Вера вынесла два тюбика.
– Вот, розовая перламутровая и бордовая, она без блеска. Но у них срок годности истек.
– Сойдет! У бабки моей срок годности давно истек.
«Старый пердун!» – подумала нелицеприятная Вера, а вслух спросила:
– А сама-то согласна? Или к стулу привязывать будешь?
– Там само дело покажет. Но, если кричать станет, ты не переживай.
«Господи, что он задумал?» – слегка затревожилась Вера, и полдня крутясь в женской коловерти, все ловила чутким ухом доносившиеся с соседнего двора звуки.
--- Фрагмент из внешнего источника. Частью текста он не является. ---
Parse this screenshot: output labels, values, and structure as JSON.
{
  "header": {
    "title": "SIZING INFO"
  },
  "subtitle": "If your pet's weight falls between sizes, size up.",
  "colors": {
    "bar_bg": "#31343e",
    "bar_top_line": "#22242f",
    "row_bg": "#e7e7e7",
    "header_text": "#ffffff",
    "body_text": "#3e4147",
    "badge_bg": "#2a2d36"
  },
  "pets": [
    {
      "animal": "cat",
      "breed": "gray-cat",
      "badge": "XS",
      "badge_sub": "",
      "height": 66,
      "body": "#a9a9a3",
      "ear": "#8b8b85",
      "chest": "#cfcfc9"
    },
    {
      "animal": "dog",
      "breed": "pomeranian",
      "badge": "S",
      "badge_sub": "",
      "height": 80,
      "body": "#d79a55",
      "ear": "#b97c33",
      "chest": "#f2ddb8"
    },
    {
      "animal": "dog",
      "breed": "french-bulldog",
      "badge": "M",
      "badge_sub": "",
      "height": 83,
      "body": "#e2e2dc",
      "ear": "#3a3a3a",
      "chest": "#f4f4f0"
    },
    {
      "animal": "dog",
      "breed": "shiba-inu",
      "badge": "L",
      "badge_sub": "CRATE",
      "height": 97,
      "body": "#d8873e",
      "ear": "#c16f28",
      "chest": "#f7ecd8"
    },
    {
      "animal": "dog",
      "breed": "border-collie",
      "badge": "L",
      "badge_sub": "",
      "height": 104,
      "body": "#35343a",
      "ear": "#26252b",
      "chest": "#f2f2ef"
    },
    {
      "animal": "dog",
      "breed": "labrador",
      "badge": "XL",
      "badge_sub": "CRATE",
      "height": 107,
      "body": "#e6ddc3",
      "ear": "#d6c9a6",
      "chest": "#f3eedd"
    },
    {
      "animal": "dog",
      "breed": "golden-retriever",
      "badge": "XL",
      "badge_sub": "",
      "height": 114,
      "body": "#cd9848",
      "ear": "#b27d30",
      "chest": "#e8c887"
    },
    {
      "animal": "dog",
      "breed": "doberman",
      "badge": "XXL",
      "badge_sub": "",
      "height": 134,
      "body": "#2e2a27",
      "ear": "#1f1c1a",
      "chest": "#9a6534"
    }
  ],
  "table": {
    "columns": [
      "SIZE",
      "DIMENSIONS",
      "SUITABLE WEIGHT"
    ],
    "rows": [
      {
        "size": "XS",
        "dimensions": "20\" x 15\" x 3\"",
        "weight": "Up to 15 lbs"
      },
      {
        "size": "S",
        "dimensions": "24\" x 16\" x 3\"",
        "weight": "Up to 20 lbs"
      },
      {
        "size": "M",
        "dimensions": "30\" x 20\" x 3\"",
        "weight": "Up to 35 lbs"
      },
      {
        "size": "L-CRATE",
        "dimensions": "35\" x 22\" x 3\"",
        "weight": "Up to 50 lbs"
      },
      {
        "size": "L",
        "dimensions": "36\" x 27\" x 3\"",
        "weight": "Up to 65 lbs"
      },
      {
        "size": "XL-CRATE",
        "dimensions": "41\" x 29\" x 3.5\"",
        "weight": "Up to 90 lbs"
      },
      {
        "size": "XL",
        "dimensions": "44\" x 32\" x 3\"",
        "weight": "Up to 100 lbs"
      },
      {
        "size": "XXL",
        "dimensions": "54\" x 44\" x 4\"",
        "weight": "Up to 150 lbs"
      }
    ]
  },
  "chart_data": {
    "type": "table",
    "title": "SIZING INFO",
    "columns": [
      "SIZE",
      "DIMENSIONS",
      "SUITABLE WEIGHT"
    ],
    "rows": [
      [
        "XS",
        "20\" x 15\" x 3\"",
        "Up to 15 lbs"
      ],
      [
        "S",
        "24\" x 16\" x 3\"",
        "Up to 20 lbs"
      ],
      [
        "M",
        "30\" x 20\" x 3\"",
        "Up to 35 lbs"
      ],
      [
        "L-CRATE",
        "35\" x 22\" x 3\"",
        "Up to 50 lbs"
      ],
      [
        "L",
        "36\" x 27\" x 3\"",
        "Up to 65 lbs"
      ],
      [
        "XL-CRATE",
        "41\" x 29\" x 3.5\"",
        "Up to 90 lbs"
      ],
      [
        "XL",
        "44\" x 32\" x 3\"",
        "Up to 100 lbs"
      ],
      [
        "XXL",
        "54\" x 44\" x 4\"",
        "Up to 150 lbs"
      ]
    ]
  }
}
Отреставрированная Фрося выглядела, на взгляд Игнатьевича, куда более привлекательно. Брови он насурьмил ей черным карандашом, розовой помадой навел нежный румянец, бордовой накрасил губы. Разбирая хлам, он обнаружил в одном из пакетов Зинушкин парик – в свое время была та еще модница! Игнатьевич тогда долго вертел его в руках в сомнении, но решил пока не выбрасывать, авось еще пригодится – для огородного пугала, к примеру. Как чувствовал! Парик, в свалявшихся локонах, богине оказался к лицу, подошла ей и дочкина кофточка девичьих времен, беленькая, в черный горох, с длинным рукавом, найденная в другом пакете: в него складывалось старье на тряпки. Оттуда же выудил дед и юбку – длинную, пеструю, цыганской расцветки. Приодетую Фросю поставил в старое кресло, что стояло возле стола – получилось, как будто сидит женщина нормального роста, только безногая – от пояса юбка свисала тряпочкой до земли. Эта беда была поправимой. Нашлось в хозяйстве старое шерстяное одеяло, Игнатьевич скатал его валиком и засунул в юбку. Теперь Флора натурально сидела, а для большей реалистичности дед подсунул под юбку тапки, так, чтобы только носы торчали. Отдыхает женщина, руки за голову закинув – притомилась! Полюбовавшись на свою Галатею, дед пошел за супругой – смотрины Фросе устроить.
– Ну, как? – скромно спросил, хотя заслуженная гордость творца так и перла из него.
Супруга молча повернулась и ушла в дом. «Ревнует, что ли?» – озадачился дед. Но Зинаида Григорьевна скоренько вышла, неся в руке широкополую соломенную шляпу, в которой в огороде иногда работала, и водрузила ее Фросе на голову. Окинув соперницу критическим взглядом, слегка сдвинула шляпу набекрень.
– Курица-фифа! – сказала ласково, и дед понял, что Фросе нашлось местечко в сердце Зинушки. Если даже она и оживет, они поладят.
– Может, и фифа, но уж никак не курица!
– Больно белая.
– Зато ты прямо копченая!
– Ее бы в огород на целый день, да без шляпы, сразу копченой стала бы.
– Не, к белокожим загар не пристает. Сварилась бы.
– Барыня какая!
* * *
Ближе к вечеру Игнатьевич вышел за двор, посидеть на лавочке – людей посмотреть и себя показать. Недолго посидел, как с Кавказской вывернули на Заречную три новых знакомых – две Людмилы и Зоя. Потоптавшись немного, свернули к нему.
– Добрый вечер, Федор Игнатьевич!
– Здравствуйте, красавицы! Никак, задаток за дом принесли? – съехидничал дед.
Бабенки засмущались
– Мы гуляем, вот до Волги решили пройтись, кошкам рыбки на берегу у рыбаков купить. У них, вроде, подешевле.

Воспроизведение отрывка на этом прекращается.